Es indudable que James orquestó el cambio. Mira, tengo aquí todo un legajo con testimonios de otros miembros de la orden. Ellos dicen que ese individuo los forzó a salir de sus cuerpos y se apoderó luego de ellos durante breves lapsos.
“Esas sensaciones que experimentabas —la vibración, la contracción— las sintieron también ellos. Y hablo de miembros de la Talamasca, toda gente culta. Este mecánico de taller no entendía de esas cosas.
“Su experiencia con lo pretematural se limitaba a las drogas, y sólo Dios sabe qué otras ideas andaban rondando por ahí. Además, durante todo el proceso James trató con un hombre en grave estado de shock.
—Y si todo fuera una especie de astuta artimaña? —sugerí.
—Descríbeme al James que tú conocías.
—Flaco, casi demacrado, ojos de mirada intensa, pelo canoso, abundante.
Aspecto bastante agradable. Recuerdo que tenía una voz hermosa.
—Es él.
—Lestat, esa nota que me enviaste por fax desde París..., no deja dudas. Es la letra de James, es su firma. ¿No ves? ¡Se enteró de que existías a través de la orden! Para mí ése es el aspecto más perturbador: que localizó nuestros archivos.
—Eso me dijo.
—Ingresó en la orden para tener acceso a esos secretos. Entró ilegalmente en nuestro sistema de computación.
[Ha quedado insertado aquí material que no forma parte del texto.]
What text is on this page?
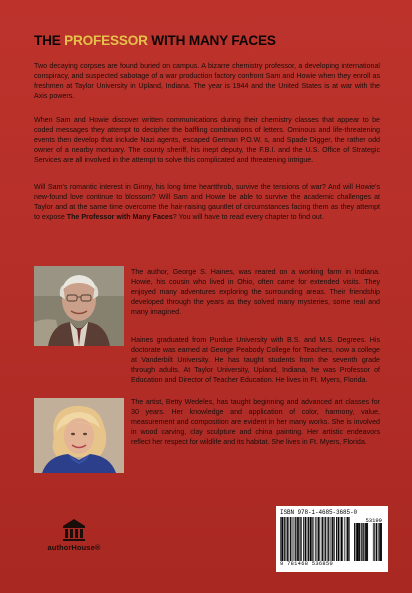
THE PROFESSOR WITH MANY FACES

Two decaying corpses are found buried on campus. A bizarre chemistry professor, a developing international conspiracy, and suspected sabotage of a war production factory confront Sam and Howie when they enroll as freshmen at Taylor University in Upland, Indiana. The year is 1944 and the United States is at war with the Axis powers.

When Sam and Howie discover written communications during their chemistry classes that appear to be coded messages they attempt to decipher the baffling combinations of letters. Ominous and life-threatening events then develop that include Nazi agents, escaped German P.O.W. s, and Spade Digger, the rather odd owner of a nearby mortuary. The county sheriff, his inept deputy, the F.B.I. and the U.S. Office of Strategic Services are all involved in the attempt to solve this complicated and threatening intrigue.

Will Sam's romantic interest in Ginny, his long time heartthrob, survive the tensions of war? And will Howie's new-found love continue to blossom? Will Sam and Howie be able to survive the academic challenges at Taylor and at the same time overcome the hair-raising gauntlet of circumstances facing them as they attempt to expose The Professor with Many Faces? You will have to read every chapter to find out.

The author, George S. Haines, was reared on a working farm in Indiana. Howie, his cousin who lived in Ohio, often came for extended visits. They enjoyed many adventures exploring the surrounding areas. Their friendship developed through the years as they solved many mysteries, some real and many imagined.

Haines graduated from Purdue University with B.S. and M.S. Degrees. His doctorate was earned at George Peabody College for Teachers, now a college at Vanderbilt University. He has taught students from the seventh grade through adults. At Taylor University, Upland, Indiana, he was Professor of Education and Director of Teacher Education. He lives in Ft. Myers, Florida.

The artist, Betty Wedeles, has taught beginning and advanced art classes for 30 years. Her knowledge and application of color, harmony, value, measurement and composition are evident in her many works. She is involved in wood carving, clay sculpture and china painting. Her artistic endeavors reflect her respect for wildlife and its habitat. She lives in Ft. Myers, Florida.

authorHouse®
ISBN 978-1-4685-3685-0
53199
9 781468 536850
Quién sabe cuántas cosas habrá descubierto. Pero no pudo resistir la tentación: le robó un reloj pulsera de plata a uno de los miembros y sustrajo un collar de brillantes de las criptas. Tuvo una actitud osada con los demás. Les robó cosas de sus habitaciones. ¡No debes tener más trato con esa persona!
—Me estás hablando como superior general, David.
—Lo que está en juego es un cambio de cuerpo, poner todos tus poderes a disposición de ese individuo!
—Lo sé.
—No debes hacerlo. Permíteme hacerte una sugerencia terrible. Si disfrutas quitando la vida, como me has dicho, ¿por qué no asesinas cuanto antes a este sujeto tan nefasto?
—David, hablas por orgullo herido. ¡Y me parece terrible lo que propones!
—No juegues conmigo. No hay tiempo. ¿No te das cuenta de que este personaje es tan taimado que debe estar especulando con tu carácter veleidoso? Te eligió a propósito, tal como eligió al pobre mecánico de Londres. Ha estudiado los datos que hay sobre tu impulsividad, tu audacia. Y puede suponer con fundamento que no vas a hacer caso de mis advertencias.
—Interesante.
—Habla más alto, que no te oigo.
—Qué más me puedes decir?
—Qué más te hace falta saber?
—Quiero entender esto.
—Por qué?
—David, comprendo que el pobre mecánico haya estado confundido, pero, ¿por qué el alma no salió del cuerpo canceroso cuando James le asestó el golpe de gracia en la cabeza?
—Tú mismo lo has dicho, Lestat. Porque el golpe fue en la cabeza. El alma ya se había enredado con el nuevo cerebro. No hubo un momento de claridad o de voluntad en el cual pudiera haber salido en libertad. Hasta en los hechiceros astutos como James, si les produces daños graves en el tejido cerebral, el alma no tiene tiempo de liberarse y se produce la muerte física, que se lleva de este mundo el alma entera. Si decides ultimar a este monstruo, atácalo por sorpresa y destrózale el cráneo como si aplastaras un huevo.